The Amateur Word Nerd: Is Clement in the forcast?

By Barbrara McAllister

Word of the Day: Clement

The word clement comes from the Latin clemens, meaning calm or mild. Weather can be clement or inclement depending on conditions. Acts can also be clement and judges inclined to clemency are lenient. The name Clement means merciful, and it was the name chosen by 14 popes, although some of them might not be remembered for their clemency. Pope Clement V helped crush the Knights Templar in the 1300s. Their trials were held before him and resulted in confessions of immorality and heresy thanks to gruesome interrogation tortures. The head templar and his associates were burned at the stake and the order was effectively disbanded.
In the 1500s, Pope Clement VII angered Henry VIII by refusing to declare Henry’s marriage to his first wife invalid so Henry could marry Anne Boleyn. It led to the beheading of Thomas More and the great religious split from the Catholic Church in England.
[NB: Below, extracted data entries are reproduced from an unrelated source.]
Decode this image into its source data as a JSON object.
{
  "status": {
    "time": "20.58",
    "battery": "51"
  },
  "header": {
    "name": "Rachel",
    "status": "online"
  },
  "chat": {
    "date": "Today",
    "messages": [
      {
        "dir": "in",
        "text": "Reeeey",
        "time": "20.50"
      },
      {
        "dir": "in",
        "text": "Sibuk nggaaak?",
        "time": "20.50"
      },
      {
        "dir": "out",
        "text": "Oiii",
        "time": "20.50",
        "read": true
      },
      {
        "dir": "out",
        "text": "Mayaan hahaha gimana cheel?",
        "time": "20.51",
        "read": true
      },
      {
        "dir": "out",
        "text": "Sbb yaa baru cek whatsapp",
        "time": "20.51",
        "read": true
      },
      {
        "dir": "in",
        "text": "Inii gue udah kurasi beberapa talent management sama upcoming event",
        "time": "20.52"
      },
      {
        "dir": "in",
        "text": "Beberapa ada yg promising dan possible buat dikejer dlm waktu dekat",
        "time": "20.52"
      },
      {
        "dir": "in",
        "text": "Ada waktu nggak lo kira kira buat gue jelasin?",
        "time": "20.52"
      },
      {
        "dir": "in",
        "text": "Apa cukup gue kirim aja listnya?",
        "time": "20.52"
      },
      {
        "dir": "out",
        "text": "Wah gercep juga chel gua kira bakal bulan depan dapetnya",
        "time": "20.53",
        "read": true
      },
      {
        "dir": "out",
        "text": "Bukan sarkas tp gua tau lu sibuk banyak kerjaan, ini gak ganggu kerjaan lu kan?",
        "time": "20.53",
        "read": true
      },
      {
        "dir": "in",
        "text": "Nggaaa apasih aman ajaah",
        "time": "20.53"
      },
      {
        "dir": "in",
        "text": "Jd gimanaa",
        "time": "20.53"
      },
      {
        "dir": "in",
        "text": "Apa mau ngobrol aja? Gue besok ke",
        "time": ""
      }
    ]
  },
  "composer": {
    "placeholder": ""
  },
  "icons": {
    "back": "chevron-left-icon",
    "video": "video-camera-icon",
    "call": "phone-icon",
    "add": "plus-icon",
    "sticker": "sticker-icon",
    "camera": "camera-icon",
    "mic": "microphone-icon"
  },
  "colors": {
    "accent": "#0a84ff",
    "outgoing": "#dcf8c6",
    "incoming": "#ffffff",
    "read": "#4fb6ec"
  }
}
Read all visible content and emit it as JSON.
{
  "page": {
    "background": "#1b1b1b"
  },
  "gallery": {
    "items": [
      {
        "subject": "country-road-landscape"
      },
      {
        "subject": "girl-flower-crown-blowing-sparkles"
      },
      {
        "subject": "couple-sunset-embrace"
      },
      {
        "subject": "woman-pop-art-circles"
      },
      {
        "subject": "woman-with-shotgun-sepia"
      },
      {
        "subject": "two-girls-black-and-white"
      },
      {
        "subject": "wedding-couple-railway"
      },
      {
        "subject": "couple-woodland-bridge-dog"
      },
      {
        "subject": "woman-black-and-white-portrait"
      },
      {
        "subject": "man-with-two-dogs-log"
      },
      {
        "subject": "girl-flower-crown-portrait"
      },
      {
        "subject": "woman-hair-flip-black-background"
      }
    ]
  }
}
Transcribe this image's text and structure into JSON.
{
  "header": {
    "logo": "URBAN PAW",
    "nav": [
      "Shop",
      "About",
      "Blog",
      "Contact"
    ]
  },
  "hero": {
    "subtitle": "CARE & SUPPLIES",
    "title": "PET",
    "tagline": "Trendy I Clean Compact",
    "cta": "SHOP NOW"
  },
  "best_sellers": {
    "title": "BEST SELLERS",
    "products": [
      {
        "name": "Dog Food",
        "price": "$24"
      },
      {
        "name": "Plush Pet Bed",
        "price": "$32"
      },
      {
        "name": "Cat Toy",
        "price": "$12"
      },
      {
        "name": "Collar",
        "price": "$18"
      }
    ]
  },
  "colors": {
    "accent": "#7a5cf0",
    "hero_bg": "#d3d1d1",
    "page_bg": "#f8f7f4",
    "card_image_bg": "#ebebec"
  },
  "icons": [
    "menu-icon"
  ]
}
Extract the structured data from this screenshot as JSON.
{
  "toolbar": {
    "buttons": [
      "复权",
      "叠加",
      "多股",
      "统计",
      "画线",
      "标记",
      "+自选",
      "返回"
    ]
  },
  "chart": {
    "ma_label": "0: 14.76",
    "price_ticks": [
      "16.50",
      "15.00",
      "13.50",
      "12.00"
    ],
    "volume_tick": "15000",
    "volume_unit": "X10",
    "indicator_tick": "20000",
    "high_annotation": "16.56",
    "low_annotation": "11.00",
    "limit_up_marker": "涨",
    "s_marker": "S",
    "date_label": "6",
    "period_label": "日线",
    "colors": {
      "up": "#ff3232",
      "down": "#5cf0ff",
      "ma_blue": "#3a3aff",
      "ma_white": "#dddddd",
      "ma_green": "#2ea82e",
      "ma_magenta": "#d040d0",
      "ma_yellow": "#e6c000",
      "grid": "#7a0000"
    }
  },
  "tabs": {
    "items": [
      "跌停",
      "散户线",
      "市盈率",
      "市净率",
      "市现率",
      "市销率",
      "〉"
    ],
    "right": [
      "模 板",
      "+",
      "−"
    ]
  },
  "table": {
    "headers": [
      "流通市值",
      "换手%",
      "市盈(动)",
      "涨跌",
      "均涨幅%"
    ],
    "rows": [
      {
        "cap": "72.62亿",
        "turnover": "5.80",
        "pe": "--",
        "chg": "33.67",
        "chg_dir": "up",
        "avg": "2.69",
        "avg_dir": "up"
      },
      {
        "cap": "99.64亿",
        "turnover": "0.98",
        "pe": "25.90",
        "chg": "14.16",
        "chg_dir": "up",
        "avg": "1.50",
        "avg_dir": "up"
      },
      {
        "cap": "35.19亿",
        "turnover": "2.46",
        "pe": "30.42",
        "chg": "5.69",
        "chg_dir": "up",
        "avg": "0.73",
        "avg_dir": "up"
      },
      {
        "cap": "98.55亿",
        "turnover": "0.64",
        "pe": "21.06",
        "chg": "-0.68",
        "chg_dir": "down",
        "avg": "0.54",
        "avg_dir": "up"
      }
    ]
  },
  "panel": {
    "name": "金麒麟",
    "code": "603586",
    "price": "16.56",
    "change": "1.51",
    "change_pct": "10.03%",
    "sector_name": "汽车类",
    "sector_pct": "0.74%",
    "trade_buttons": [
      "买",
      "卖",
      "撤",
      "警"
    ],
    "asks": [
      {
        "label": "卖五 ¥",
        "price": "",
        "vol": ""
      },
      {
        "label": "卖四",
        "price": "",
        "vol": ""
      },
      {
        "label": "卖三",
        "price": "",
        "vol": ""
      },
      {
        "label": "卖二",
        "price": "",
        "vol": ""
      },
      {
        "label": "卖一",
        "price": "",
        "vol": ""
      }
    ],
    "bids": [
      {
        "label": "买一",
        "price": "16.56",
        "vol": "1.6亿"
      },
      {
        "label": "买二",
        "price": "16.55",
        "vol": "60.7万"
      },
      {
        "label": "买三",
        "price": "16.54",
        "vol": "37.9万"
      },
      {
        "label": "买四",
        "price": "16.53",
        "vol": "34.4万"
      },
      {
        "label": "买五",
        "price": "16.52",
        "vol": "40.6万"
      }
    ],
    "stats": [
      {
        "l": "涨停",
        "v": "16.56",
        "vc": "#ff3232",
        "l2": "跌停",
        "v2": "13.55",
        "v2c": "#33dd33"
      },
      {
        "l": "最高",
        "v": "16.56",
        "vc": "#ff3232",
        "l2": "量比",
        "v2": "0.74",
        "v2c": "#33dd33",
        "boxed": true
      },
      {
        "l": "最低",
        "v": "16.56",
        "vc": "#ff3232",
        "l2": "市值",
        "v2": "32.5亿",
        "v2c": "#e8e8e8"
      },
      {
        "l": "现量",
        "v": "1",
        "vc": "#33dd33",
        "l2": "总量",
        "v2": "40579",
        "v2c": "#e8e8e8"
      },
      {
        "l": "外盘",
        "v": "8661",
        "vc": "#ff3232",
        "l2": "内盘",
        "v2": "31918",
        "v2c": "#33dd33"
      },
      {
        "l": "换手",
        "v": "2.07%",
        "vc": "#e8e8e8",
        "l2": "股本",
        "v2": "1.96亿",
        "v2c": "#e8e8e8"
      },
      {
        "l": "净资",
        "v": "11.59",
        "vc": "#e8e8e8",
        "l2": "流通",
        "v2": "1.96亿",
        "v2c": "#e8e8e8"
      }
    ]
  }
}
In 1770, a more clement Pope Clement XIV awarded a papal order of knighthood to 14-year-old Wolfgang Amadeus Mozart after witnessing his musical brilliance.
In 2017 the name Clement was ranked at 3,075 in the US for boys on babycenter.com, a popular website that tracks baby names. By 2019 it dropped to 7,872. The name reached its height of popularity in 1891, when it was ranked at 275. From the first tracking in 1880 to 1944 it remained in the top 500 male names until eventually it declined in popularity.